A story turned up in a newspaper about the day Willie enlisted in the Navy. The duty officer asked, “Name?” and Willie dutifully answered, “Hitler.” Without missing a beat, the officer said, “Glad to meet you Hitler. I’m Hess.” (A reference to Nazi Deputy Fuhrer Rudolf Hess.)
Willie served as a Pharmacist’s Mate and received a Purple Heart before being discharged in 1947. But civilian life was radically different from what he had known before.
Post-war Americans didn’t want to hear about Adolf Hitler anymore, and they were appalled by the atrocities he had committed. Willie’s “I hate my uncle” cottage industry had evaporated, replaced by the fear that someone might kill him in retaliation for the Holocaust. Suddenly, being a Hitler was a very big, very dangerous liability.
So Willie legally changed his name to William Patrick Stuart-Houston, settled on Long Island, opened a small medical lab operating in his home, and tried to keep as low a profile as possible. It was the exact opposite of his days as Berlin’s blackmailing bon vivant the decade earlier.
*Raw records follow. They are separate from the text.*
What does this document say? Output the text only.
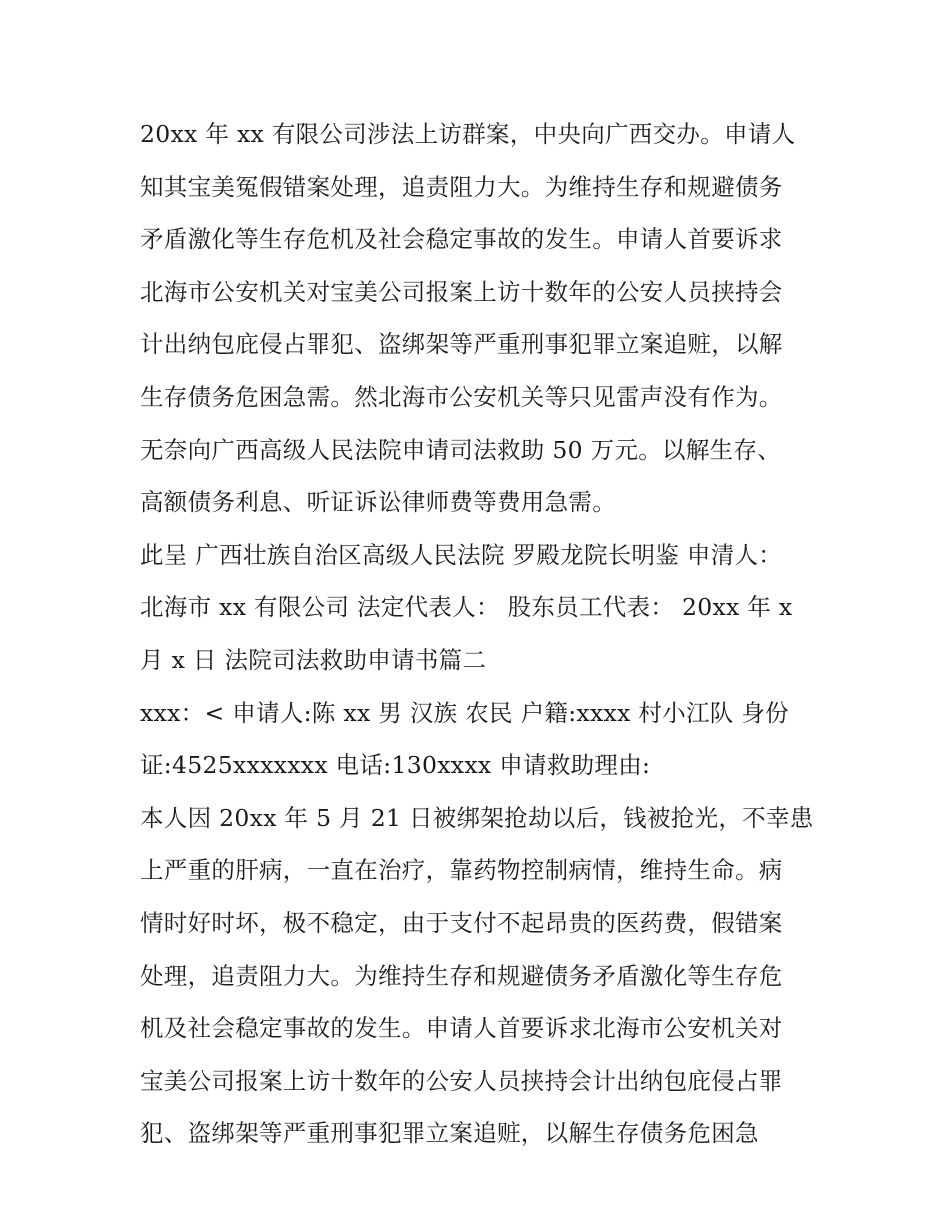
20xx 年 xx 有限公司涉法上访群案，中央向广西交办。申请人
知其宝美冤假错案处理，追责阻力大。为维持生存和规避债务
矛盾激化等生存危机及社会稳定事故的发生。申请人首要诉求
北海市公安机关对宝美公司报案上访十数年的公安人员挟持会
计出纳包庇侵占罪犯、盗绑架等严重刑事犯罪立案追赃，以解
生存债务危困急需。然北海市公安机关等只见雷声没有作为。
无奈向广西高级人民法院申请司法救助 50 万元。以解生存、
高额债务利息、听证诉讼律师费等费用急需。
此呈 广西壮族自治区高级人民法院 罗殿龙院长明鉴 申清人：
北海市 xx 有限公司 法定代表人： 股东员工代表： 20xx 年 x
月 x 日 法院司法救助申请书篇二
xxx：< 申请人:陈 xx 男 汉族 农民 户籍:xxxx 村小江队 身份
证:4525xxxxxxx 电话:130xxxx 申请救助理由:
本人因 20xx 年 5 月 21 日被绑架抢劫以后，钱被抢光，不幸患
上严重的肝病，一直在治疗，靠药物控制病情，维持生命。病
情时好时坏，极不稳定，由于支付不起昂贵的医药费，假错案
处理，追责阻力大。为维持生存和规避债务矛盾激化等生存危
机及社会稳定事故的发生。申请人首要诉求北海市公安机关对
宝美公司报案上访十数年的公安人员挟持会计出纳包庇侵占罪
犯、盗绑架等严重刑事犯罪立案追赃，以解生存债务危困急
Willie married a woman who had been born in Germany. They had four sons. None of them had children, meaning in a few years there won’t be any living descendants of Adolf Hitler left. The hated name will pass away with them.
William Patrick Hitler Stuart-Houston died in 1987. He was quietly buried beside Bridget in Holy Sepulcher Cemetery in Coram, New York.
One final, haunting fact remains: Willie named his firstborn son William Adolf. If he hated his uncle so much, why did he perpetuate his name?
Just who was William Patrick Hitler, and what did he really think of his notorious relative? We’ll never know the full answer. But this much is certain: Adolf Hitler got the nephew he truly deserved.